Assignment:
Problem 1: Internal Control
At Morris Mart Inc., all sales are on account. Mary Morris-Manning is responsible for mailing invoices to customers, recording the amount billed, opening mail, and recording the payment. Mary is very devoted to the family business and never takes off more than one or two days for a long weekend. The customers know Mary and sometimes send personal notes with their payments. Another clerk handles all aspects of accounts payable. Mary’s brother, who is president of Morris Mart, has hired an accountant to help with expansion.
Required:
1. List some problems with the current accounts receivable system.
2. What suggestions would you make to improve internal control?
3. How would you explain to Mary that she personally is not the problem?

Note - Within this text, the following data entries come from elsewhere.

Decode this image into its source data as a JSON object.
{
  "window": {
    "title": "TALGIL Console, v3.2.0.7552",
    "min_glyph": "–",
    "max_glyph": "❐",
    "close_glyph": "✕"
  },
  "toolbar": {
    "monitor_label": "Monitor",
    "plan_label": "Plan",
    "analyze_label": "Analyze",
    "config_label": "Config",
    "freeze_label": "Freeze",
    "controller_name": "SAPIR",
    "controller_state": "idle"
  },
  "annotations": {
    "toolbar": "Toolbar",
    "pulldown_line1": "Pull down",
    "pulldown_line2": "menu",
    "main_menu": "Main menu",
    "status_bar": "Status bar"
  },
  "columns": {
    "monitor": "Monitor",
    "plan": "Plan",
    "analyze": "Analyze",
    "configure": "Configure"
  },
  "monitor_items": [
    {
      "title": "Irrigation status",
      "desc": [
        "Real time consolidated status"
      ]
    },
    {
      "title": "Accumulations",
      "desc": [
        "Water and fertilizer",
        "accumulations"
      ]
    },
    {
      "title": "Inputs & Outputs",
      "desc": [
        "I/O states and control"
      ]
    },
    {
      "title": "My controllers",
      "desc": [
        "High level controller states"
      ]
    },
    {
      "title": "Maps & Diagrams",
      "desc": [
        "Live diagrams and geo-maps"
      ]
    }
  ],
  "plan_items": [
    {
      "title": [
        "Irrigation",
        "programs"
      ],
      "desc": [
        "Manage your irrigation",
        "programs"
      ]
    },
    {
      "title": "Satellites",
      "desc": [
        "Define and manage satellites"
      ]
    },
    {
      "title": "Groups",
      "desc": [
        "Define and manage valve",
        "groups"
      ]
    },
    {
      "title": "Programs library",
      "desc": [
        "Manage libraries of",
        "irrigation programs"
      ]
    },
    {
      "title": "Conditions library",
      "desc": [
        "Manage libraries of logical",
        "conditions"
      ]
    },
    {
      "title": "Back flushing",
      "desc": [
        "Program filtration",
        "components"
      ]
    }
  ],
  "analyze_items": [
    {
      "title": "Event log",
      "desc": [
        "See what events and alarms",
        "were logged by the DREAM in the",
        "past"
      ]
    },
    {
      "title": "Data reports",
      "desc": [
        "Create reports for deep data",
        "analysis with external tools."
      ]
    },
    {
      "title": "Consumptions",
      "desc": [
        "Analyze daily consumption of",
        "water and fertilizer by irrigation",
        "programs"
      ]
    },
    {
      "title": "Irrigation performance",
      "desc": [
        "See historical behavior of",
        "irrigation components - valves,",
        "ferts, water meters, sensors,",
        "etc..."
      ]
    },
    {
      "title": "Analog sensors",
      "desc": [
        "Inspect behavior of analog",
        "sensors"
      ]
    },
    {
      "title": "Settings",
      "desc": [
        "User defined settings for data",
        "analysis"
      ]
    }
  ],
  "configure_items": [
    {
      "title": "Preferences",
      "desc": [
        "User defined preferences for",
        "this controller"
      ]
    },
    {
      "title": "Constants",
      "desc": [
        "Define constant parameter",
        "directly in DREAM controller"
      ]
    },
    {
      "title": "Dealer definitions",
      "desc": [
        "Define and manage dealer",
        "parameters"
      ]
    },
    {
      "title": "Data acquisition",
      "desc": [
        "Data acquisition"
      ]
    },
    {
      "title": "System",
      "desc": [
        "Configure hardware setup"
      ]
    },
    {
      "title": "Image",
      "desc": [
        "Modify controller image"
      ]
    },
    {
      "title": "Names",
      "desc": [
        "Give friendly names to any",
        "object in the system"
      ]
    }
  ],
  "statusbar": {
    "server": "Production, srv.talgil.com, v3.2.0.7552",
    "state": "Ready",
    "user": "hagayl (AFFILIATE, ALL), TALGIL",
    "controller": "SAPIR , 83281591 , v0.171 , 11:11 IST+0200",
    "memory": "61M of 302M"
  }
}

Problem 2: Accounts Receivable Turnover for Coca-Cola and PepsiCo
The following information was summarized from the 2006 annual report of The Coca-Cola Company
In millions
Trade accounts receivable, less allowances of $63 and $72, respectively
December 31, 2006 $2,587
December 31, 2005 2,281
Net operating revenues for the year ended December 31
2006 24,088
2005 23,104
The following information was summarized from the 2006 annual report of PepsiCo:
In millions
Accounts and notes, receivable, net
December 30, 2006 $3,725
December 31, 2005 3,261
Net revenue for the year ended:
December 30, 2006 35,137
December 31, 2005 32,562
Required:
1. Calculate the accounts receivable turnover ratios for Coca-Cola and PepsiCo for 2006.
2. Calculate the average collection period, in days, for both companies for 2006. Comment on the reasonableness of the collection periods for these companies considering the nature of their business.
3. Which company appears to be performing better? What other information should you consider in determining how these companies are performing?
Problem 3: Effects of Changes in Receivable Balances on Statement of Cash Flows
Stegner Inc. reported net income of $130,000 for the year ended December 31, 2008. The following items were included on Stegner’s balance sheets at December 31, 2008 and 2007:
12/31/08 12/31/07
Cash $105,000 $110,000
Accounts receivable 223,000 83,000
Notes receivable 95,000 100,000
Stegner uses the indirect method to prepare its statement of cash flows. Stegner does not have any other current assets or current liabilities and did not enter into any investing or financing activities during 2008.
Required:
1. Prepare Stegner’s 2008 statement of cash flows.
2. Draft a brief memo to the owner to explain why cash decreased during a profitable year.